At 38, Giovanni Ricci has already chalked up 23 years in some of the world's best kitchens - including the Sheraton Bologna in Italy and the Hilton Prague in the Czech Republic. More recently, he ventured to Asia with a stint at the Saujana Hotel Kuala Lumpur, Malaysia, where he was responsible for the 100-seat award-winning Senja Restaurant.
Ricci comes from San Benedetto del Tronto, an active fishing port and one of the main seaside resorts on the central Adriatic coast in Marche, Italy - and the maritime influence is reflected in his shrimp salad and seafood platter.
But he is also schooled in classic Italian, as marked by the chef's tiramisu, a dessert that has already won him accolades and an award in Malaysia.
At Bene Italian Restaurant at the Sheraton Beijing, Ricci takes advantage of the seasonal truffles from November to March to create several signature dishes. One is a black truffle risotto with a veal roll with ham. Another is a buffalo cheese tortellacci with black truffle paste.
Italy is the first country to sell truffle, and it accounts for up to 80 percent of world sales, he says.
The most important black truffle production area is Umbria's Norcia and Spoleto, while Alba, in northern Italy, produces white truffle.
Black truffle can be used in many different dishes, but mostly, it is freshly shaved on to the plate.
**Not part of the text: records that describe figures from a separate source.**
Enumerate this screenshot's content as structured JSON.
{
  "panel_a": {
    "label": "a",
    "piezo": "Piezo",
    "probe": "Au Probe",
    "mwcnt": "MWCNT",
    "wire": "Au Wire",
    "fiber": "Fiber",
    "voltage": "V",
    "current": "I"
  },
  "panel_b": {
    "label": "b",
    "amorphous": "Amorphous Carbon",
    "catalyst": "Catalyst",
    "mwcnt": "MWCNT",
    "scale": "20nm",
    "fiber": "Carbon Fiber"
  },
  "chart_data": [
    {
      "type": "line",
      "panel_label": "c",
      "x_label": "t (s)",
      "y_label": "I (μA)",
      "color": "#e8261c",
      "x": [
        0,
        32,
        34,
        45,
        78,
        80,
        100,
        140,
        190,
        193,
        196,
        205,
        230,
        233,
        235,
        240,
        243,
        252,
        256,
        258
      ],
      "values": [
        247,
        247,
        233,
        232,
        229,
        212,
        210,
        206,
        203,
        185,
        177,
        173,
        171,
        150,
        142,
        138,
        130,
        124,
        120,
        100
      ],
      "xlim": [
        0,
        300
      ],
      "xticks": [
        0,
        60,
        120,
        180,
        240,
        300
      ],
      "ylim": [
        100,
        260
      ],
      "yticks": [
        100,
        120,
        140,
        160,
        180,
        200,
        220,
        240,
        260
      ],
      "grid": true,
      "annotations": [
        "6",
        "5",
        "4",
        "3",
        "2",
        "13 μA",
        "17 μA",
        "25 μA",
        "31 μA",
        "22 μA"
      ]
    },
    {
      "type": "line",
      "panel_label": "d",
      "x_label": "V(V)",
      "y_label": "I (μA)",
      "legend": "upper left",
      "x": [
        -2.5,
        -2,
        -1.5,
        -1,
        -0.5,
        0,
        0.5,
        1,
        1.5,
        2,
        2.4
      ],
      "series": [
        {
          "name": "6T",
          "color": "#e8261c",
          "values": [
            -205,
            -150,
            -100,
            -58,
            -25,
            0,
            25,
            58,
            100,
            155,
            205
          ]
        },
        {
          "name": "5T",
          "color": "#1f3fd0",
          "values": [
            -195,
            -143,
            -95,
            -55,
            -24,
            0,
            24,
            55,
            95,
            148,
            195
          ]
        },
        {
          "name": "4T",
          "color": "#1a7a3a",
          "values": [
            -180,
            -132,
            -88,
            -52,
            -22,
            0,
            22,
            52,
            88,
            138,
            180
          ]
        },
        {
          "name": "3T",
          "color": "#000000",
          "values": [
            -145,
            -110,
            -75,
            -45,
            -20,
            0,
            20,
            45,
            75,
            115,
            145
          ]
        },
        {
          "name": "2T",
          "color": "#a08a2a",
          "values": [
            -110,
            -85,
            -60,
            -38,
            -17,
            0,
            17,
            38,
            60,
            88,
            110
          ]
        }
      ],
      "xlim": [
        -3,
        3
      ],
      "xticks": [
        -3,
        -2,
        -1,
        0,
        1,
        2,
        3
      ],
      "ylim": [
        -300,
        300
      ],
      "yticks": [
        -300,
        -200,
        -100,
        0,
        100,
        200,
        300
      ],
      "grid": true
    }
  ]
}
Most of the time, the chef would use about one gram of truffle per dish or about four thin slices.
Ricci says black truffle can be used with fish, pasta and poached eggs.
"The dishes should be simple, so as not to overcome the aroma of the truffle," he says.
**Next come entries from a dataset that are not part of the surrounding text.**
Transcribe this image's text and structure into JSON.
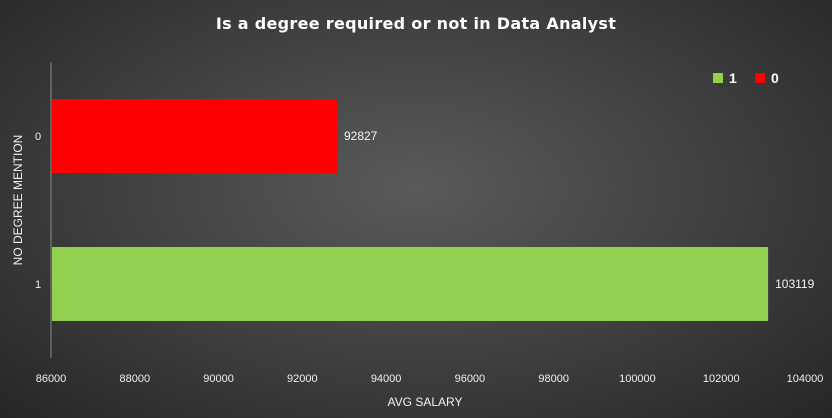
{
  "chart_data": {
    "type": "bar",
    "orientation": "horizontal",
    "title": "Is a degree required or not in Data Analyst",
    "xlabel": "AVG SALARY",
    "ylabel": "NO DEGREE MENTION",
    "categories": [
      "0",
      "1"
    ],
    "values": [
      92827,
      103119
    ],
    "data_labels": [
      "92827",
      "103119"
    ],
    "colors": [
      "#ff0000",
      "#92d050"
    ],
    "xlim": [
      86000,
      104000
    ],
    "x_ticks": [
      "86000",
      "88000",
      "90000",
      "92000",
      "94000",
      "96000",
      "98000",
      "100000",
      "102000",
      "104000"
    ],
    "legend": {
      "position": "top-right",
      "entries": [
        {
          "label": "1",
          "color": "#92d050"
        },
        {
          "label": "0",
          "color": "#ff0000"
        }
      ]
    },
    "grid": false
  }
}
In December, Bene was using black truffle from Yunnan. Although its taste is good, Ricci says the flavor is not as strong as Italian black truffle.
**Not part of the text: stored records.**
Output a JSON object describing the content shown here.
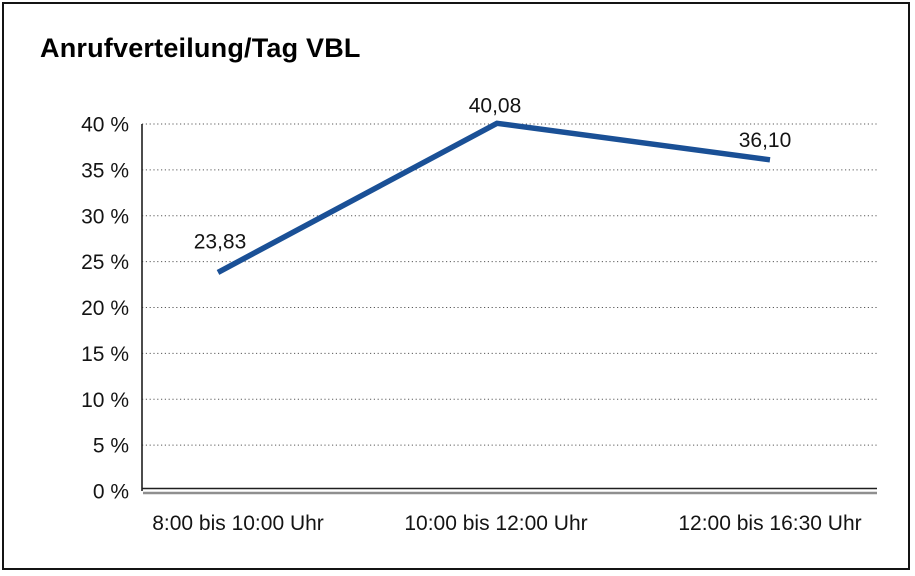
{
  "chart_data": {
    "type": "line",
    "title": "Anrufverteilung/Tag VBL",
    "categories": [
      "8:00 bis 10:00 Uhr",
      "10:00 bis 12:00 Uhr",
      "12:00 bis 16:30 Uhr"
    ],
    "values": [
      23.83,
      40.08,
      36.1
    ],
    "value_labels": [
      "23,83",
      "40,08",
      "36,10"
    ],
    "series": [
      {
        "name": "Anrufverteilung",
        "values": [
          23.83,
          40.08,
          36.1
        ]
      }
    ],
    "xlabel": "",
    "ylabel": "",
    "ylim": [
      0,
      40
    ],
    "y_tick_step": 5,
    "y_tick_labels": [
      "0 %",
      "5 %",
      "10 %",
      "15 %",
      "20 %",
      "25 %",
      "30 %",
      "35 %",
      "40 %"
    ],
    "grid": "horizontal-dotted",
    "legend": "none",
    "colors": {
      "line": "#1a5096",
      "text": "#141414",
      "gridline": "#5a5a5a",
      "axis": "#1f1f1f",
      "axis_shadow": "#8f8f8f",
      "frame": "#141414",
      "background": "#ffffff"
    }
  }
}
White truffles from Italy can cost up to 6,000 euros ($8,008) per kilogram, so dishes can be pricey. For example, the veal with risotto costs 225 yuan ($36), and the ravioli costs 150 yuan. But the chef believes if diners appreciate the quality of the ingredients, they would not care too much about the cost.
"I like to do authentic and original food," the chef says. "In China, people can travel to many different regions. Likewise, I traveled to a lot of places in Italy so I can prepare a lot of regional food from Italy."
For example, the tortellacci is from Emilia Romagna in northern Italy, and the veal risotto dish is Lazio-style. Ricci is working to implement a new menu of Italian regional cuisines, which he says is "rustic with a modern twist".
And with that, the chef hopes to make it a full house in the restaurant every day.